The council had petitioned Cornwall Council earlier this year, gathering more than 4,000 signatures in support of its taking on the freehold.

However when the green spaces devolution package for Camborne was considered by Cornwall Council's Cabinet on November 9, the recommendation of the Localism Policy Advisory Committee was ignored.

This meant that instead of transferring the freehold in its entirety to Camborne Town Council, and despite approving all other green spaces being transferred freehold, the cabinet chose to split the Recreation Ground in two, granting freehold transfer of the park section and leasehold transfer for a term of 99 years and one day of the rugby pitch section.

The town council reported that this recommendation was circulated at the start of the meeting and was the only one considered at the meeting, and Cornwall Council's representatives said the best way to protect the rugby pitch for the future would be to keep its hands on the tiller.

The town council had requested that Cornwall Council dedicate the pitch as a field in trust in order to protect it for recreational use and was, pleased that this was agreed by the cabinet. Freehold ownership would have enabled the Town Council to protect the ground in perpetuity, but the protection will now run for the term of the lease.

The draft minutes of the Cabinet meeting state that "there had been a petition raised regarding the freehold transfer of the rugby ground to Camborne Town Council which had raised over 4,000 signatures, and this had been taken into account at this meeting."

However a representative of Camborne Town Council said: "The subject of the petition was only raised by Cornwall Councillors for Camborne; there was no evidence of its consideration in the decision taken at the meeting."

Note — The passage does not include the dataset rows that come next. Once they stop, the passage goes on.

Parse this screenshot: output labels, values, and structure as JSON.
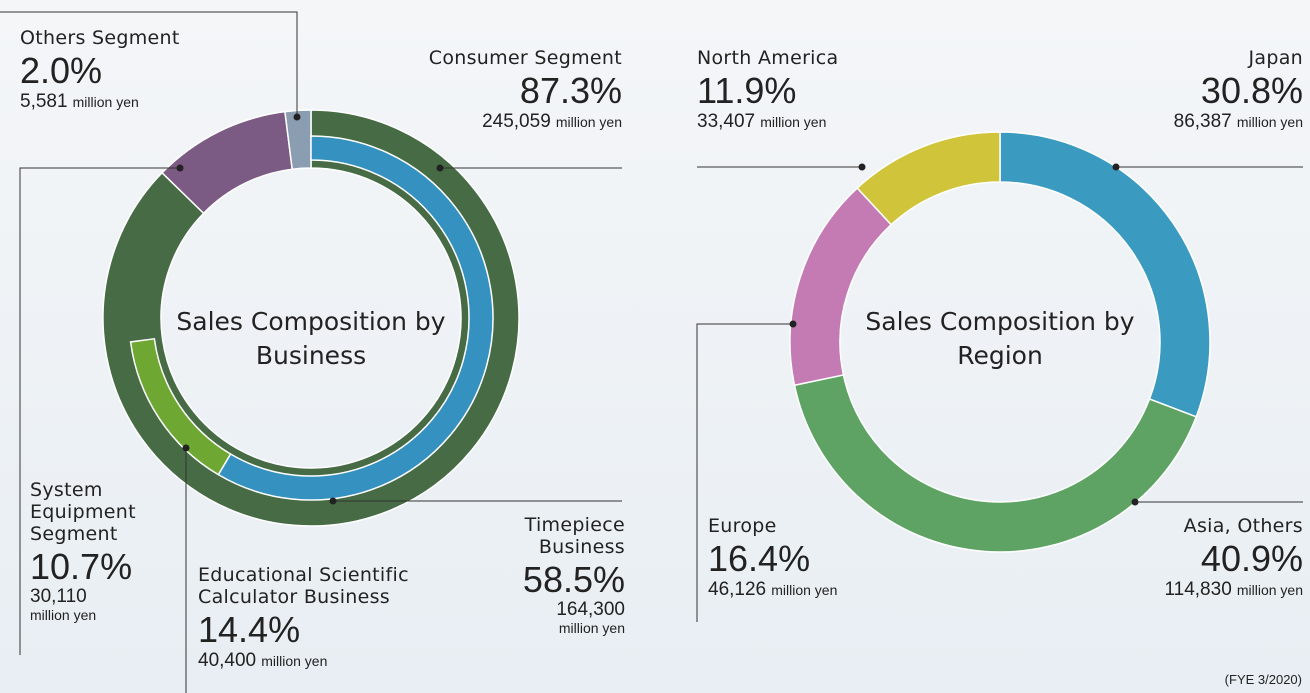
{
  "chart_data": [
    {
      "type": "donut",
      "title": "Sales Composition by Business",
      "unit": "million yen",
      "series": [
        {
          "categories": [
            "Consumer Segment",
            "System Equipment Segment",
            "Others Segment"
          ],
          "values": [
            87.3,
            10.7,
            2.0
          ],
          "value_labels": [
            "87.3%",
            "10.7%",
            "2.0%"
          ],
          "amounts": [
            245059,
            30110,
            5581
          ],
          "amount_labels": [
            "245,059",
            "30,110",
            "5,581"
          ],
          "colors": [
            "#466b45",
            "#7b5a83",
            "#8b9db1"
          ]
        },
        {
          "categories": [
            "Timepiece Business",
            "Educational Scientific Calculator Business"
          ],
          "values": [
            58.5,
            14.4
          ],
          "value_labels": [
            "58.5%",
            "14.4%"
          ],
          "amounts": [
            164300,
            40400
          ],
          "amount_labels": [
            "164,300",
            "40,400"
          ],
          "colors": [
            "#3591c0",
            "#6ea832"
          ]
        }
      ]
    },
    {
      "type": "donut",
      "title": "Sales Composition by Region",
      "unit": "million yen",
      "series": [
        {
          "categories": [
            "Japan",
            "Asia, Others",
            "Europe",
            "North America"
          ],
          "values": [
            30.8,
            40.9,
            16.4,
            11.9
          ],
          "value_labels": [
            "30.8%",
            "40.9%",
            "16.4%",
            "11.9%"
          ],
          "amounts": [
            86387,
            114830,
            46126,
            33407
          ],
          "amount_labels": [
            "86,387",
            "114,830",
            "46,126",
            "33,407"
          ],
          "colors": [
            "#3a9abf",
            "#5ea364",
            "#c47bb3",
            "#cfc43a"
          ]
        }
      ]
    }
  ],
  "footnote": "(FYE 3/2020)"
}
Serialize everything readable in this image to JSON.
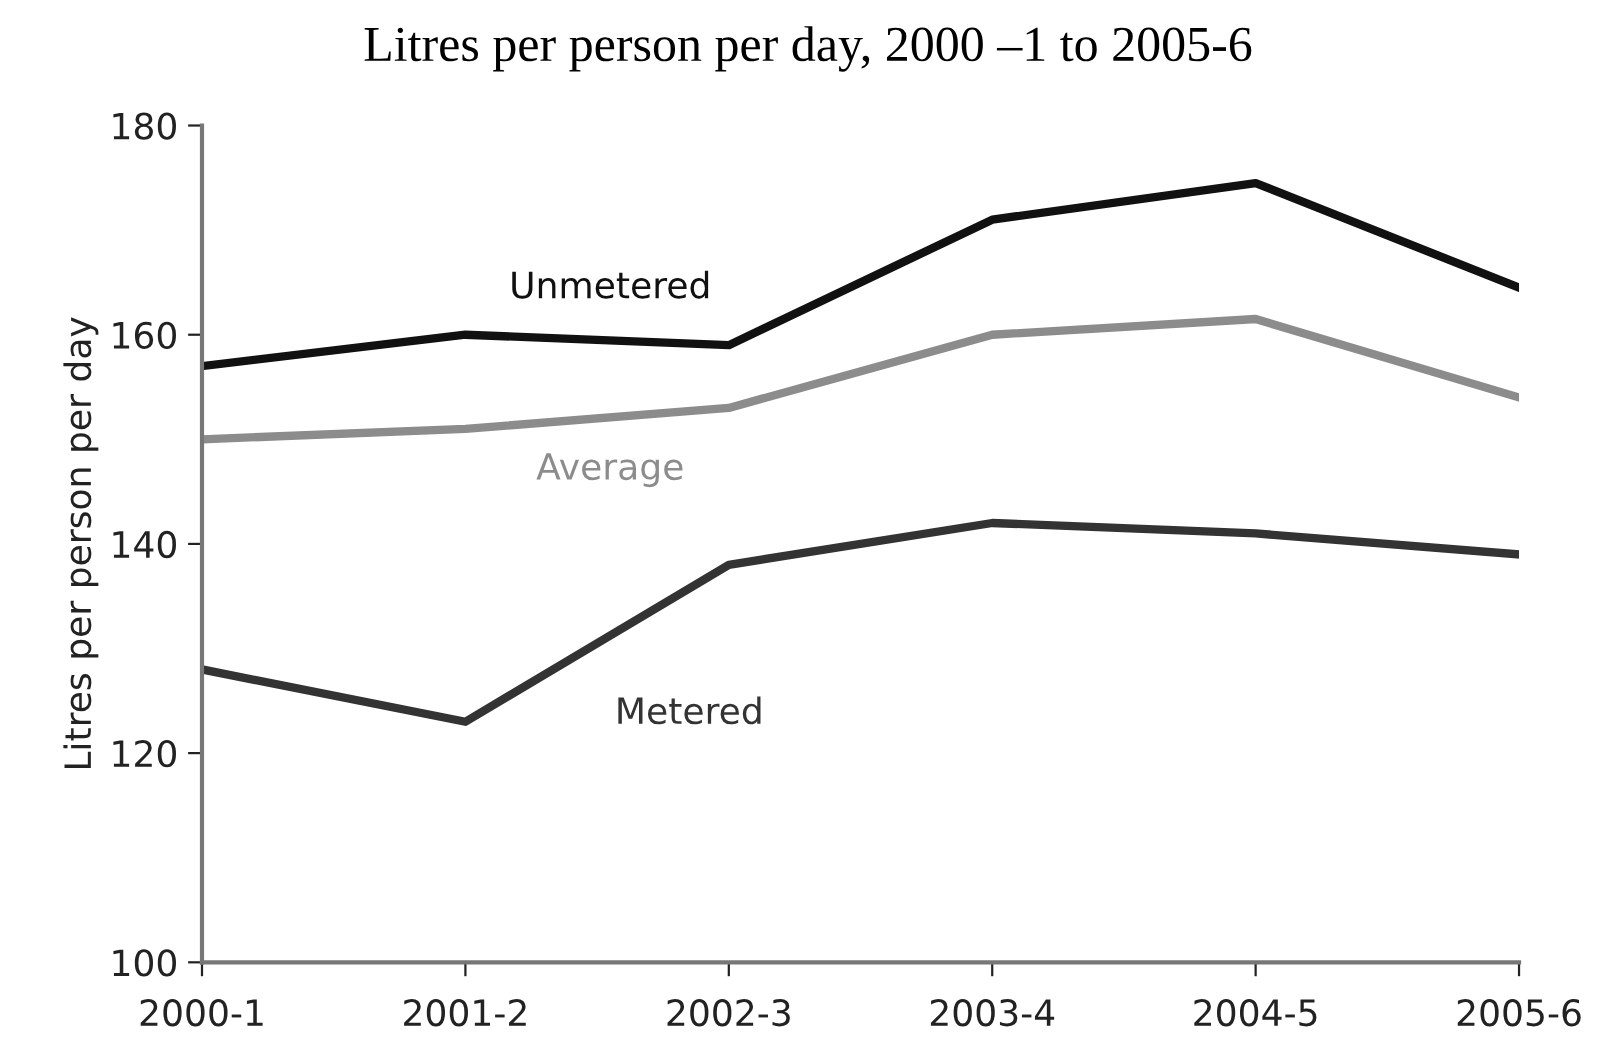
{
  "chart_data": {
    "type": "line",
    "title": "Litres per person per day, 2000 –1 to 2005-6",
    "ylabel": "Litres per person per day",
    "categories": [
      "2000-1",
      "2001-2",
      "2002-3",
      "2003-4",
      "2004-5",
      "2005-6"
    ],
    "series": [
      {
        "name": "Unmetered",
        "color": "#111111",
        "values": [
          157,
          160,
          159,
          171,
          174.5,
          164.5
        ]
      },
      {
        "name": "Average",
        "color": "#8c8c8c",
        "values": [
          150,
          151,
          153,
          160,
          161.5,
          154
        ]
      },
      {
        "name": "Metered",
        "color": "#333333",
        "values": [
          128,
          123,
          138,
          142,
          141,
          139
        ]
      }
    ],
    "ylim": [
      100,
      180
    ],
    "yticks": [
      100,
      120,
      140,
      160,
      180
    ],
    "grid": false,
    "legend": false,
    "marker": "none",
    "line_style": "solid"
  }
}
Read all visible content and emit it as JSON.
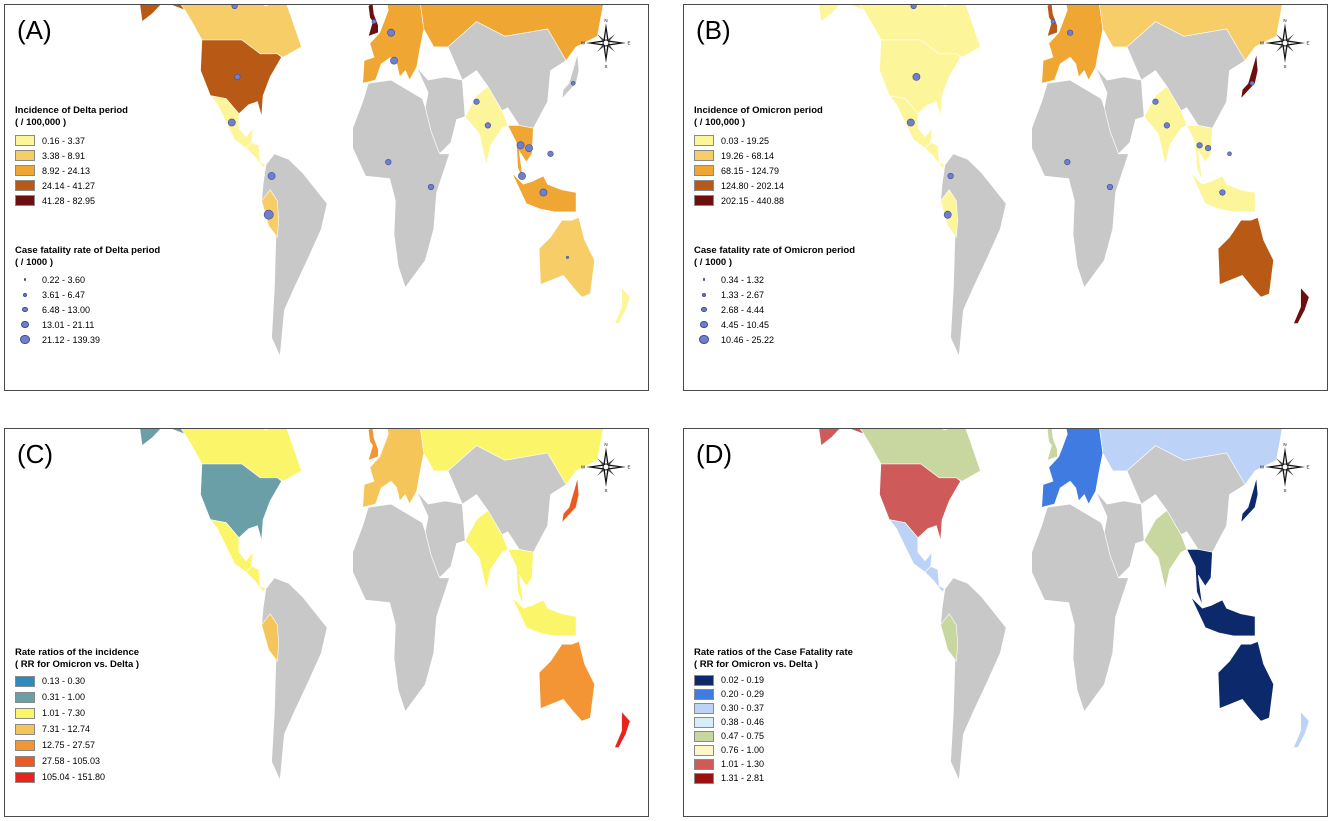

The representative added: "Camborne Town Council intends to continue to pursue the freehold transfer of the rugby pitch section of the Recreation Ground in the future. In the meantime, the council is pleased to have secured some greater security for the ground and has approved a new lease for a term of ninety nine years at a peppercorn rent to Camborne RFC to take effect once the leasehold to the town council has been transferred.

"We look forward to working with the club to use the whole site for the greater benefit of the local community.

"Thank you again for your support; we were proud that so many people across Cornwall cared about the future of this historically important site."